Councilors pressed staff on whether money originally designated for Route 66 beautification or other voter-intended purposes was being repurposed. Staff explained those earlier loans were repaid and, once returned as program income, are no longer legally restricted to the original subproject and become a policy decision for redeployment. Staff pointed to the broader funding context: a portion of an approximately $11 million economic-development bucket from a prior tax is divided into three sub-buckets of roughly $3.6–$3.7 million each, one of which is the retail revitalization pool.
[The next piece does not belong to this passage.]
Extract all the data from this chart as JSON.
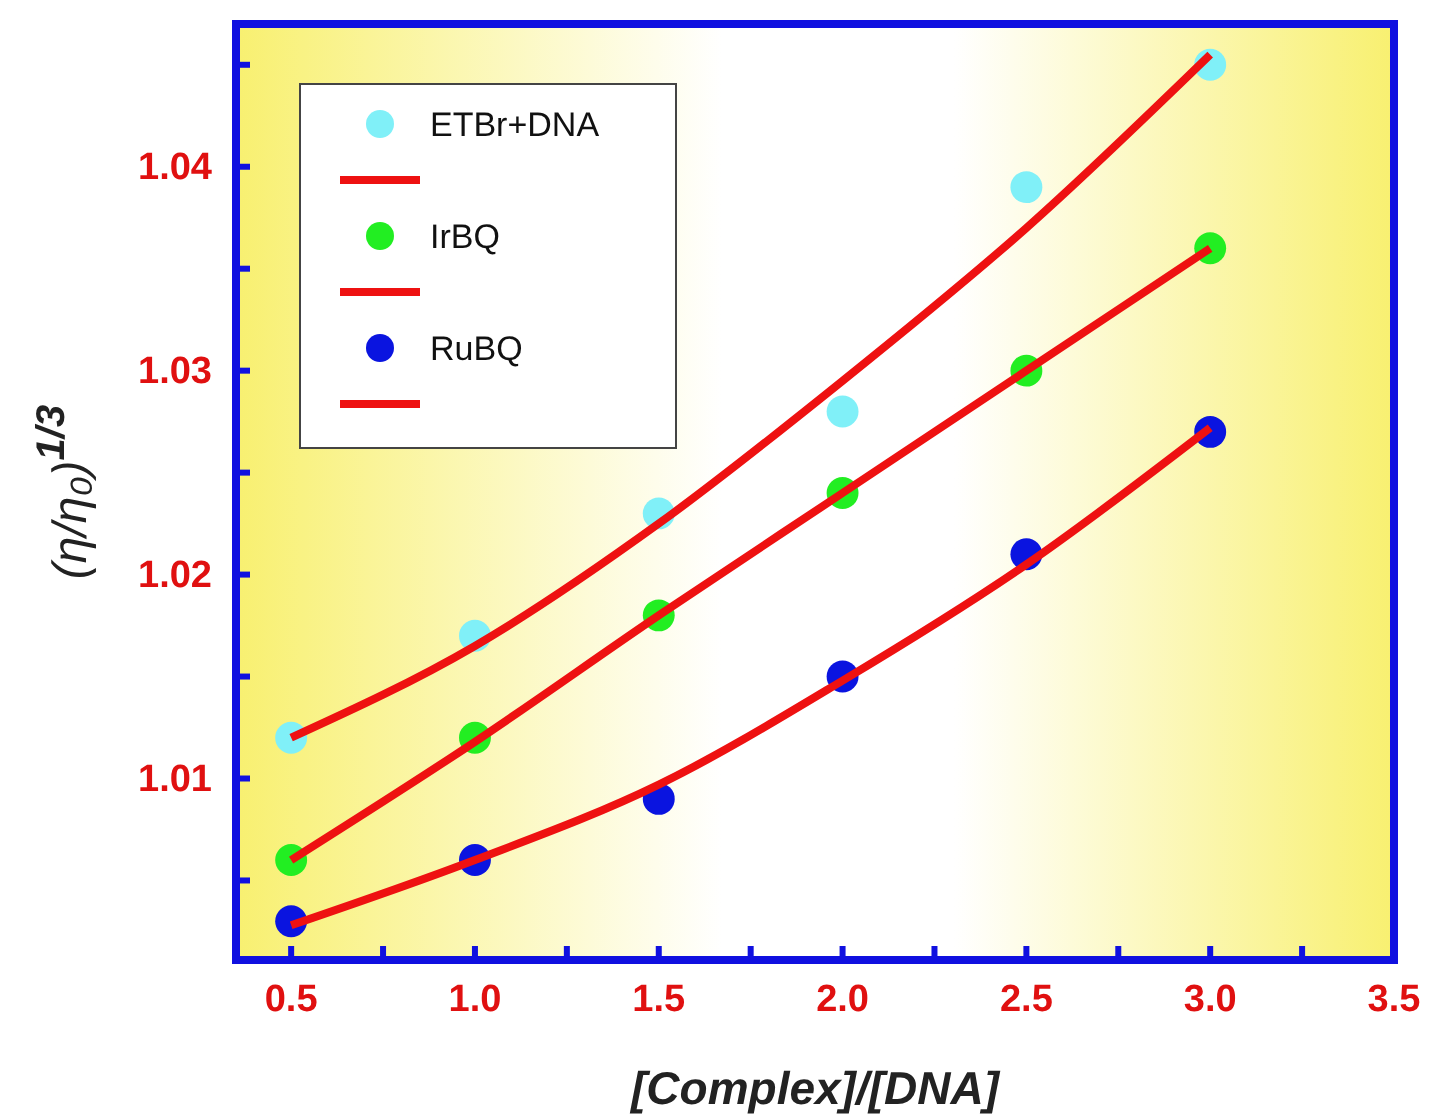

Councilors also sought clarity about HUD’s expectations and restrictions. Staff said the HUD contract looked narrowly tied to the 36th Street North area and that HUD-funded matching dollars would be expected to benefit businesses in that geographic area during HUD’s performance period; loans made under the city program would typically amortize over seven to ten years. Staff cautioned that the contract did not clearly specify long-term program-income language, but added that the housing authority, as the HUD partner, would expect match funds to be available to businesses in the targeted area while the HUD program remained active.

Councilors asked staff to codify the intended use and any return-to-fund language in the budget amendment and in contract backup materials so the long-term policy intent would be clear if council approves the appropriation on later readings. Staff agreed to update the backup materials for the council to review before second reading.

Discussion points included the degree to which the proposal would focus funds on creating new businesses in an under-served corridor versus using funds to revitalize existing businesses elsewhere in the city, and how much of the retail revitalization bucket would be temporarily designated for the HUD-matched project. No formal vote was recorded during this discussion; staff were directed to update the ordinance backup materials and return the item for further consideration on second reading.

Ending: Councilors asked that policy language clarifying the long-term handling of program income be added to the backup materials before the item returns for second reading.